100 days of gang truce

Tuesday marked the 100th day of the truce between El Salvador's gangs which has dramatically dropped the homicide rate in the country.   The gangs spoke about the future of the truce yesterday reports the AP:

Leaders of El Salvador's Mara street gangs said Tuesday that they are ready to start negotiations with the government toward a permanent peace pact following the success of a three-month-old temporary truce that has lowered the Central American country's murder rate dramatically. 
The gang leaders said during a ceremony at the Izalco prison to celebrate the first 100 days of the truce that they want the government to offer job programs or some other sort of aid to gang members in exchange. 
"We want to reach a definitive cease fire, to end all the criminal acts of the gangs" said Mara 18 leader Oscar Armando Reyes. "But we have to reach agreements, because we have to survive. There was talk of job plans, but we haven't gotten any answers, and it is time for the government to listen to us." 
Reyes said the gangs weren't thinking of ending the temporary truce.
"We are issuing a call for us all to sit down and have a dialogue, to reach a definitive accord," he said. 
There was no immediate response from the government.
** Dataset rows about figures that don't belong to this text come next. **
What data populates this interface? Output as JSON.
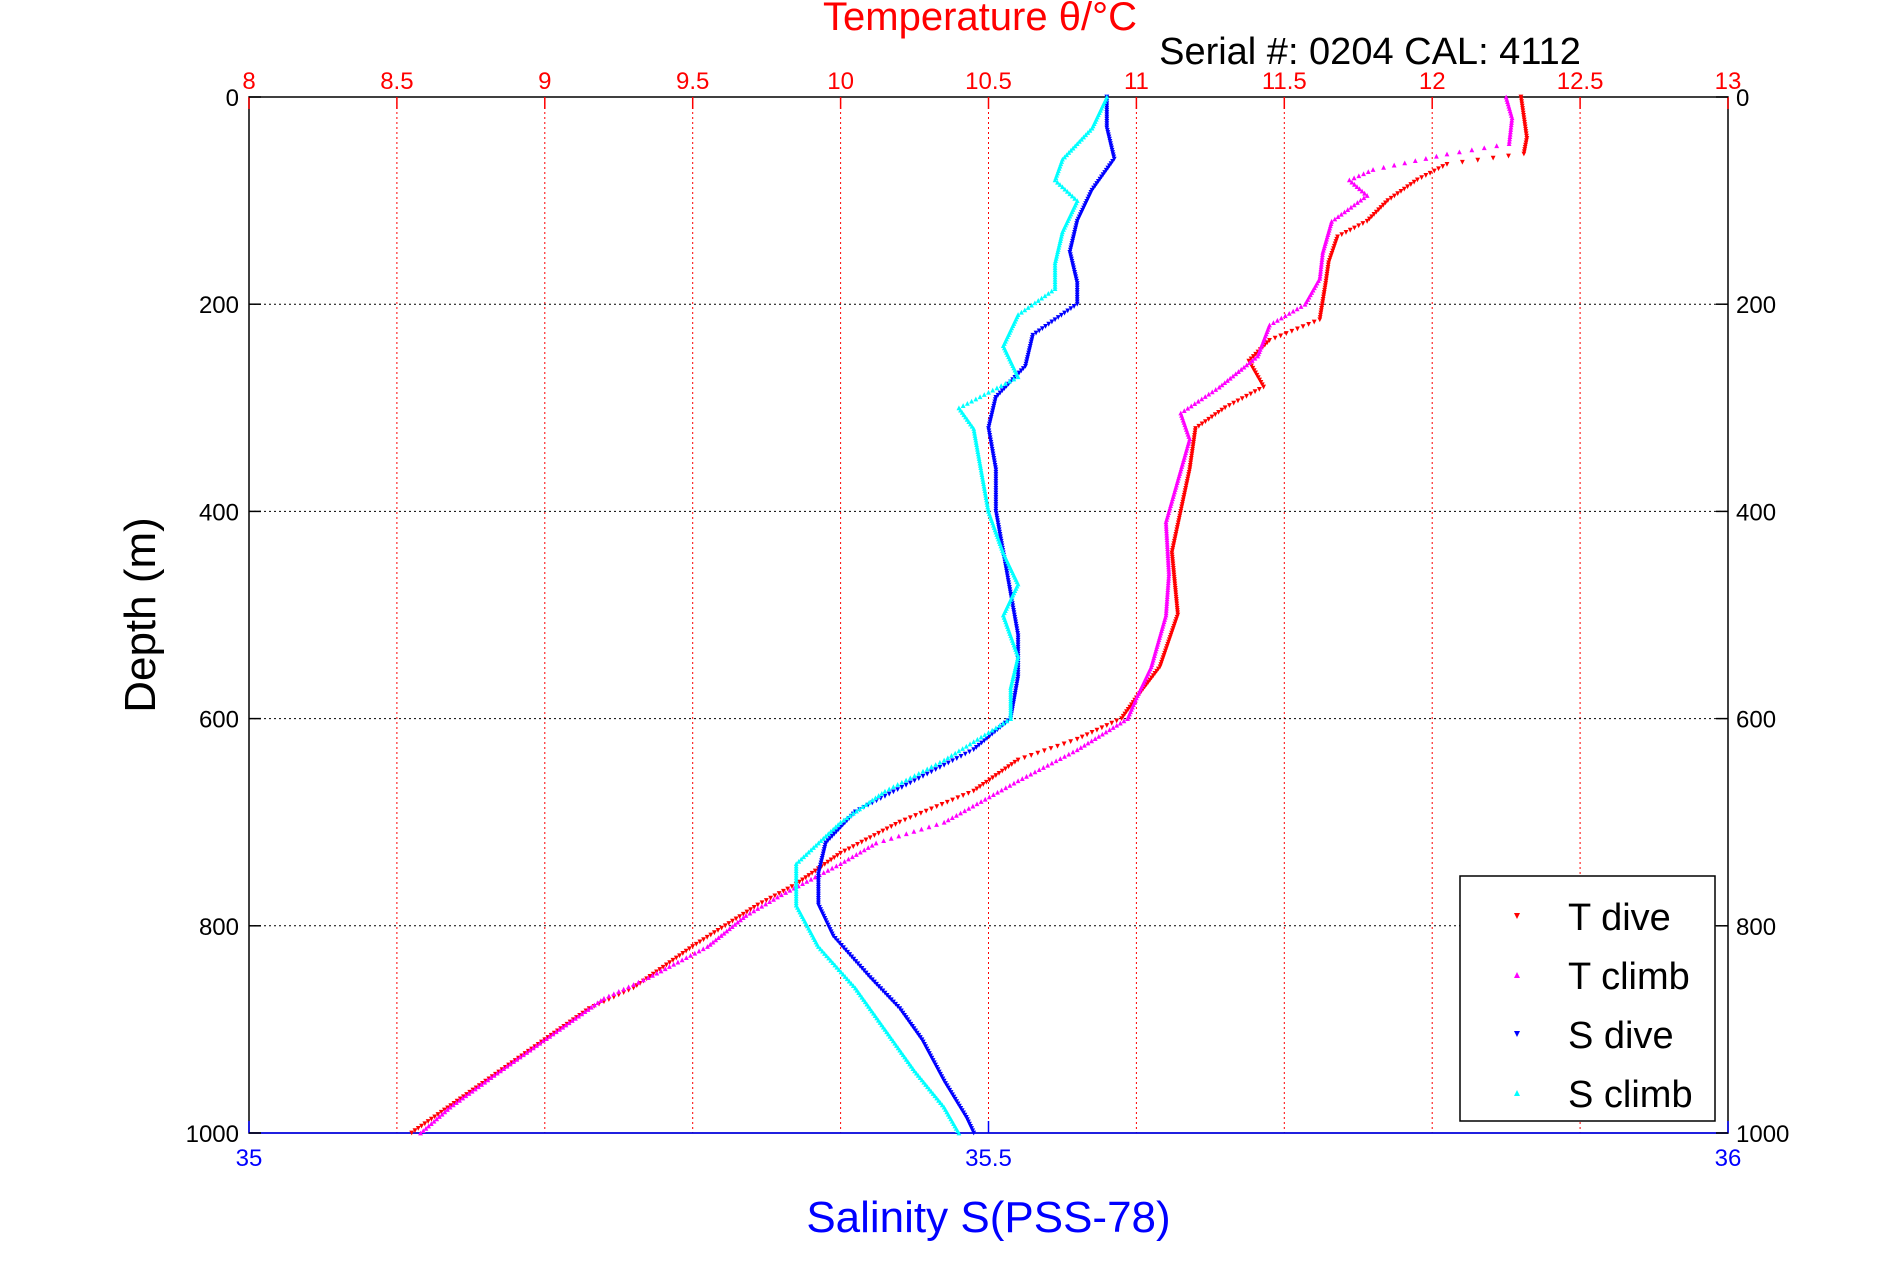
{
  "chart_data": {
    "type": "scatter",
    "title": "Temperature θ/°C",
    "subtitle": "Serial #: 0204  CAL: 4112",
    "ylabel": "Depth (m)",
    "xlabel_bottom": "Salinity S(PSS-78)",
    "ylim": [
      0,
      1000
    ],
    "y_reversed": true,
    "y_ticks": [
      "0",
      "200",
      "400",
      "600",
      "800",
      "1000"
    ],
    "x_top": {
      "label": "Temperature θ/°C",
      "lim": [
        8,
        13
      ],
      "ticks": [
        "8",
        "8.5",
        "9",
        "9.5",
        "10",
        "10.5",
        "11",
        "11.5",
        "12",
        "12.5",
        "13"
      ],
      "color": "#ff0000"
    },
    "x_bottom": {
      "label": "Salinity S(PSS-78)",
      "lim": [
        35,
        36
      ],
      "ticks": [
        "35",
        "35.5",
        "36"
      ],
      "color": "#0000ff"
    },
    "grid": true,
    "legend_position": "bottom-right",
    "series": [
      {
        "name": "T dive",
        "axis": "top",
        "color": "#ff0000",
        "marker": "triangle-down",
        "points": [
          [
            12.3,
            0
          ],
          [
            12.31,
            20
          ],
          [
            12.32,
            40
          ],
          [
            12.31,
            55
          ],
          [
            12.05,
            65
          ],
          [
            11.95,
            80
          ],
          [
            11.85,
            100
          ],
          [
            11.78,
            120
          ],
          [
            11.68,
            135
          ],
          [
            11.65,
            160
          ],
          [
            11.64,
            180
          ],
          [
            11.62,
            215
          ],
          [
            11.45,
            235
          ],
          [
            11.38,
            255
          ],
          [
            11.43,
            280
          ],
          [
            11.3,
            300
          ],
          [
            11.2,
            320
          ],
          [
            11.18,
            360
          ],
          [
            11.15,
            400
          ],
          [
            11.12,
            440
          ],
          [
            11.13,
            470
          ],
          [
            11.14,
            500
          ],
          [
            11.08,
            550
          ],
          [
            11.0,
            580
          ],
          [
            10.95,
            600
          ],
          [
            10.8,
            620
          ],
          [
            10.6,
            640
          ],
          [
            10.45,
            670
          ],
          [
            10.2,
            700
          ],
          [
            10.0,
            730
          ],
          [
            9.85,
            760
          ],
          [
            9.72,
            780
          ],
          [
            9.5,
            820
          ],
          [
            9.3,
            860
          ],
          [
            9.15,
            880
          ],
          [
            9.0,
            910
          ],
          [
            8.8,
            950
          ],
          [
            8.65,
            980
          ],
          [
            8.55,
            1000
          ]
        ]
      },
      {
        "name": "T climb",
        "axis": "top",
        "color": "#ff00ff",
        "marker": "triangle-up",
        "points": [
          [
            12.25,
            0
          ],
          [
            12.27,
            20
          ],
          [
            12.26,
            45
          ],
          [
            12.05,
            55
          ],
          [
            11.8,
            70
          ],
          [
            11.72,
            80
          ],
          [
            11.78,
            95
          ],
          [
            11.66,
            120
          ],
          [
            11.63,
            150
          ],
          [
            11.62,
            175
          ],
          [
            11.57,
            200
          ],
          [
            11.45,
            220
          ],
          [
            11.41,
            250
          ],
          [
            11.28,
            280
          ],
          [
            11.15,
            305
          ],
          [
            11.18,
            330
          ],
          [
            11.14,
            370
          ],
          [
            11.1,
            410
          ],
          [
            11.11,
            460
          ],
          [
            11.1,
            500
          ],
          [
            11.05,
            550
          ],
          [
            11.0,
            580
          ],
          [
            10.97,
            600
          ],
          [
            10.8,
            630
          ],
          [
            10.6,
            660
          ],
          [
            10.35,
            700
          ],
          [
            10.12,
            720
          ],
          [
            10.0,
            740
          ],
          [
            9.8,
            770
          ],
          [
            9.68,
            790
          ],
          [
            9.55,
            820
          ],
          [
            9.35,
            850
          ],
          [
            9.2,
            870
          ],
          [
            9.05,
            900
          ],
          [
            8.85,
            940
          ],
          [
            8.68,
            975
          ],
          [
            8.58,
            1000
          ]
        ]
      },
      {
        "name": "S dive",
        "axis": "bottom",
        "color": "#0000ff",
        "marker": "triangle-down",
        "points": [
          [
            35.58,
            0
          ],
          [
            35.58,
            30
          ],
          [
            35.585,
            60
          ],
          [
            35.57,
            90
          ],
          [
            35.56,
            120
          ],
          [
            35.555,
            150
          ],
          [
            35.56,
            180
          ],
          [
            35.56,
            200
          ],
          [
            35.53,
            230
          ],
          [
            35.525,
            260
          ],
          [
            35.505,
            290
          ],
          [
            35.5,
            320
          ],
          [
            35.505,
            360
          ],
          [
            35.505,
            400
          ],
          [
            35.51,
            440
          ],
          [
            35.515,
            480
          ],
          [
            35.52,
            520
          ],
          [
            35.52,
            560
          ],
          [
            35.515,
            600
          ],
          [
            35.49,
            630
          ],
          [
            35.45,
            660
          ],
          [
            35.41,
            690
          ],
          [
            35.39,
            720
          ],
          [
            35.385,
            750
          ],
          [
            35.385,
            780
          ],
          [
            35.395,
            810
          ],
          [
            35.42,
            850
          ],
          [
            35.44,
            880
          ],
          [
            35.455,
            910
          ],
          [
            35.47,
            950
          ],
          [
            35.485,
            985
          ],
          [
            35.49,
            1000
          ]
        ]
      },
      {
        "name": "S climb",
        "axis": "bottom",
        "color": "#00ffff",
        "marker": "triangle-up",
        "points": [
          [
            35.58,
            0
          ],
          [
            35.57,
            30
          ],
          [
            35.55,
            60
          ],
          [
            35.545,
            80
          ],
          [
            35.56,
            100
          ],
          [
            35.55,
            130
          ],
          [
            35.545,
            160
          ],
          [
            35.545,
            185
          ],
          [
            35.52,
            210
          ],
          [
            35.51,
            240
          ],
          [
            35.52,
            270
          ],
          [
            35.48,
            300
          ],
          [
            35.49,
            320
          ],
          [
            35.495,
            360
          ],
          [
            35.5,
            400
          ],
          [
            35.51,
            440
          ],
          [
            35.52,
            470
          ],
          [
            35.51,
            500
          ],
          [
            35.52,
            540
          ],
          [
            35.515,
            570
          ],
          [
            35.515,
            600
          ],
          [
            35.47,
            640
          ],
          [
            35.43,
            670
          ],
          [
            35.4,
            700
          ],
          [
            35.37,
            740
          ],
          [
            35.37,
            780
          ],
          [
            35.385,
            820
          ],
          [
            35.41,
            860
          ],
          [
            35.43,
            900
          ],
          [
            35.45,
            940
          ],
          [
            35.47,
            975
          ],
          [
            35.48,
            1000
          ]
        ]
      }
    ]
  }
}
While the homicide rate has dropped from around 14 a day at the beginning of the year to approximately 5 per day under the truce, levels of other crime seem to have dropped little if at all.   There are also reports that the number of missing persons is increasing, suggesting that some of the drop in the homicide rate is simply that the bodies are not being found.   Yet even with those caveats, there seems to be little doubt that the gang truce has momentarily improved the security situation in El Salvador.   The government and all sectors of society should take every measure possible to try to make those improvements permanent and to enhance a culture of peace.